Theoretical Scenario 3
The study population was adults with MM, with an ECOG performance status score of 0 or 1, who were lenalidomide-refractory and who had received one to three LOT including a PI or an IMiD and who initiated treatment with cilta-cel (treatment arm) or pomalidomide, bortezomib and dexamethasone (PVd) or daratumumab, pomalidomide and dexamethasone (comparison arm) during the indexing period (28 February 2022 to 31 December 2023). Patients were excluded if they received CAR-T cell therapy or an agent targeting BCMA prior to index date.

Age groups

  • Paediatric Population (< 18 years)
    • Neonate
      • Preterm newborn infants (0 – 27 days)
      • Term newborn infants (0 – 27 days)
    • Infants and toddlers (28 days – 23 months)
    • Children (2 to < 12 years)
    • Adolescents (12 to < 18 years)
  • Adult and elderly population (≥18 years)
    • Adults (18 to < 65 years)
      • Adults (18 to < 46 years)
      • Adults (46 to < 65 years)
    • Elderly (≥ 65 years)
      • Adults (65 to < 75 years)
      • Adults (75 to < 85 years)
      • Adults (85 years and over)
Study design details

Study design

This is a fitness-for-use assessment to test the feasibility of implementing the three theoretical scenarios in NCRAS & HES, US Flatiron Health Research Database, SNDS and DESCAR-T data sources.
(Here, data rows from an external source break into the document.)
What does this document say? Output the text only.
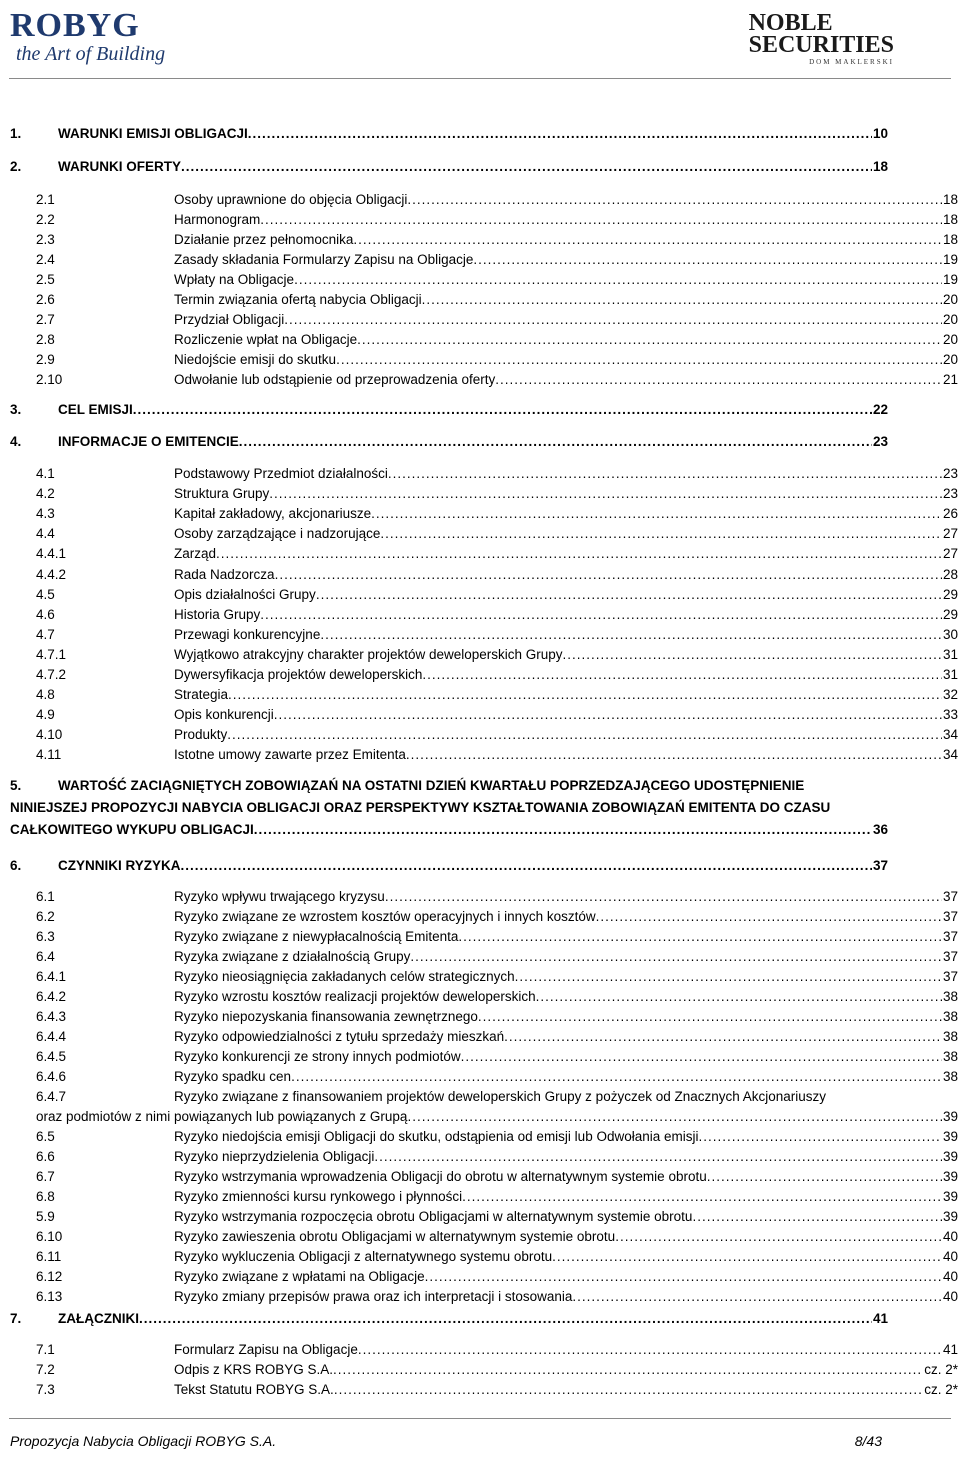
ROBYG
the Art of Building
NOBLE
SECURITIES
DOM MAKLERSKI
1.	WARUNKI EMISJI OBLIGACJI .....	10
2.	WARUNKI OFERTY .....	18
2.1	Osoby uprawnione do objęcia Obligacji .....	18
2.2	Harmonogram .....	18
2.3	Działanie przez pełnomocnika .....	18
2.4	Zasady składania Formularzy Zapisu na Obligacje .....	19
2.5	Wpłaty na Obligacje .....	19
2.6	Termin związania ofertą nabycia Obligacji .....	20
2.7	Przydział Obligacji .....	20
2.8	Rozliczenie wpłat na Obligacje .....	20
2.9	Niedojście emisji do skutku .....	20
2.10	Odwołanie lub odstąpienie od przeprowadzenia oferty .....	21
3.	CEL EMISJI .....	22
4.	INFORMACJE O EMITENCIE .....	23
4.1	Podstawowy Przedmiot działalności .....	23
4.2	Struktura Grupy .....	23
4.3	Kapitał zakładowy, akcjonariusze .....	26
4.4	Osoby zarządzające i nadzorujące .....	27
4.4.1	Zarząd .....	27
4.4.2	Rada Nadzorcza .....	28
4.5	Opis działalności Grupy .....	29
4.6	Historia Grupy .....	29
4.7	Przewagi konkurencyjne .....	30
4.7.1	Wyjątkowo atrakcyjny charakter projektów deweloperskich Grupy .....	31
4.7.2	Dywersyfikacja projektów deweloperskich .....	31
4.8	Strategia .....	32
4.9	Opis konkurencji .....	33
4.10	Produkty .....	34
4.11	Istotne umowy zawarte przez Emitenta .....	34
5.	WARTOŚĆ ZACIĄGNIĘTYCH ZOBOWIĄZAŃ NA OSTATNI DZIEŃ KWARTAŁU POPRZEDZAJĄCEGO UDOSTĘPNIENIE
NINIEJSZEJ PROPOZYCJI NABYCIA OBLIGACJI ORAZ PERSPEKTYWY KSZTAŁTOWANIA ZOBOWIĄZAŃ EMITENTA DO CZASU
CAŁKOWITEGO WYKUPU OBLIGACJI .....	36
6.	CZYNNIKI RYZYKA .....	37
6.1	Ryzyko wpływu trwającego kryzysu .....	37
6.2	Ryzyko związane ze wzrostem kosztów operacyjnych i innych kosztów .....	37
6.3	Ryzyko związane z niewypłacalnością Emitenta .....	37
6.4	Ryzyka związane z działalnością Grupy .....	37
6.4.1	Ryzyko nieosiągnięcia zakładanych celów strategicznych .....	37
6.4.2	Ryzyko wzrostu kosztów realizacji projektów deweloperskich .....	38
6.4.3	Ryzyko niepozyskania finansowania zewnętrznego .....	38
6.4.4	Ryzyko odpowiedzialności z tytułu sprzedaży mieszkań .....	38
6.4.5	Ryzyko konkurencji ze strony innych podmiotów .....	38
6.4.6	Ryzyko spadku cen .....	38
6.4.7	Ryzyko związane z finansowaniem projektów deweloperskich Grupy z pożyczek od Znacznych Akcjonariuszy
oraz podmiotów z nimi powiązanych lub powiązanych z Grupą .....	39
6.5	Ryzyko niedojścia emisji Obligacji do skutku, odstąpienia od emisji lub Odwołania emisji .....	39
6.6	Ryzyko nieprzydzielenia Obligacji .....	39
6.7	Ryzyko wstrzymania wprowadzenia Obligacji do obrotu w alternatywnym systemie obrotu .....	39
6.8	Ryzyko zmienności kursu rynkowego i płynności .....	39
5.9	Ryzyko wstrzymania rozpoczęcia obrotu Obligacjami w alternatywnym systemie obrotu .....	39
6.10	Ryzyko zawieszenia obrotu Obligacjami w alternatywnym systemie obrotu .....	40
6.11	Ryzyko wykluczenia Obligacji z alternatywnego systemu obrotu .....	40
6.12	Ryzyko związane z wpłatami na Obligacje .....	40
6.13	Ryzyko zmiany przepisów prawa oraz ich interpretacji i stosowania .....	40
7.	ZAŁĄCZNIKI .....	41
7.1	Formularz Zapisu na Obligacje .....	41
7.2	Odpis z KRS ROBYG S.A. .....	cz. 2*
7.3	Tekst Statutu ROBYG S.A. .....	cz. 2*
Propozycja Nabycia Obligacji ROBYG S.A.	8/43
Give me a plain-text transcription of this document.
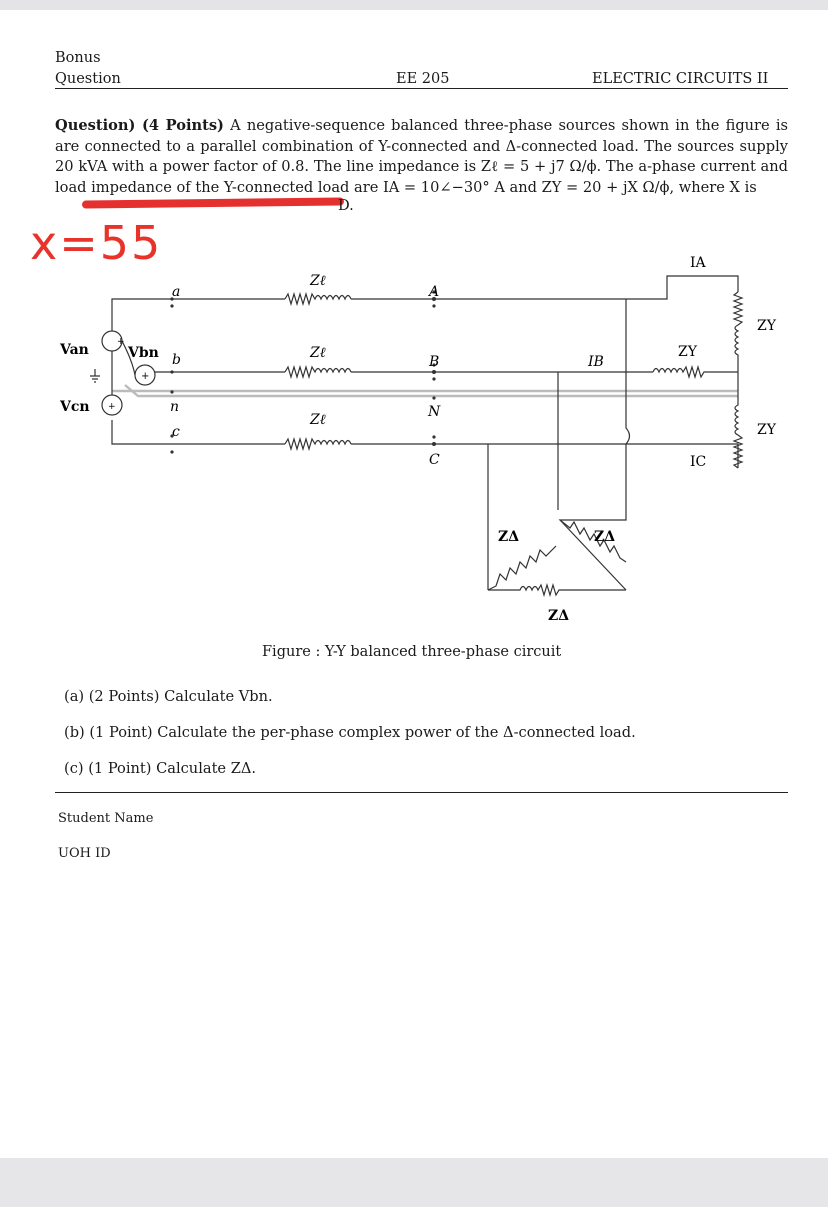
Bonus
Question	EE 205	ELECTRIC CIRCUITS II
Question) (4 Points) A negative-sequence balanced three-phase sources shown in the figure is are connected to a parallel combination of Y-connected and Δ-connected load. The sources supply 20 kVA with a power factor of 0.8. The line impedance is Zℓ = 5 + j7 Ω/ϕ. The a-phase current and load impedance of the Y-connected load are IA = 10∠−30° A and ZY = 20 + jX Ω/ϕ, where X is
D.
x=55
+
+
+
Zℓ
Zℓ
Zℓ
a
b
n
c
A
B
N
C
Van	Vbn
Vcn
IA
IB
IC
ZY
ZY
ZY
ZΔ	ZΔ
ZΔ
Figure : Y-Y balanced three-phase circuit
(a) (2 Points) Calculate Vbn.
(b) (1 Point) Calculate the per-phase complex power of the Δ-connected load.
(c) (1 Point) Calculate ZΔ.
Student Name
UOH ID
A retrospective, observational cohort design was used as a template for each theoretical scenario.

Main study objective

To evaluate the fitness-for-purpose of NCRAS & HES, US Flatiron Health Research Database and Dispositif d'Enregistrement et Suivi des patients traités par CAR-T cells (DESCAR-T) data sources to address the following regulatory-relevant theoretical scenarios:

1. To estimate the incidence rates of five safety outcomes (neurotoxicity, CRS, neutropenia, infections, second primary malignancies) among patients treated with CAR-T cell therapy
2. To develop an external control arm for CARTITUDE-1, a single-arm phase 1b/2 trial (NCT03548207) to assess the effectiveness of cilta-cel among adult patients with relapsed-refractory MM
3. To emulate the CARTITUDE-4 (NCT04181827) clinical trial to compare the effectiveness of cilta-cel to standard of care among adult patients with lenalidomide-refractory MM who had received 1-3 prior LOT (CARTITUDE-4 clinical trial emulation).

Setting

The study is conducted within four real‑world data sources, NCRAS & HES in England, US Flatiron Health Research Database in the United States, and SNDS and DESCAR‑T in France, each capturing oncology patients from 2018 onwards, when CAR‑T therapies became available.

Interventions

This project does not involve any patient level intervention and is neither a clinical trial nor a non interventional study; rather, it is a non interventional methodological assessment conducted solely to evaluate the fitness for purpose of selected real world data sources for potential future regulatory studies on CAR T cell therapies.

Outcomes

The study assessed whether each data source could accurately capture key safety (e.g., cytokine release syndrome, secondary malignancies) and effectiveness (e.g., progression, response, overall survival) endpoints.

Data analysis plan

Aligning with the approach recommended in the European Medicine Agency (EMA) “Data Quality Framework for European Union (EU) medicines: Application to Real-World data”, a series of research question-specific metrics for each dimension of data quality (extensiveness, coherence, reliability, relevance and timeliness) were evaluated as part of the fitness-for-purpose assessment of each data source for each theoretical scenario.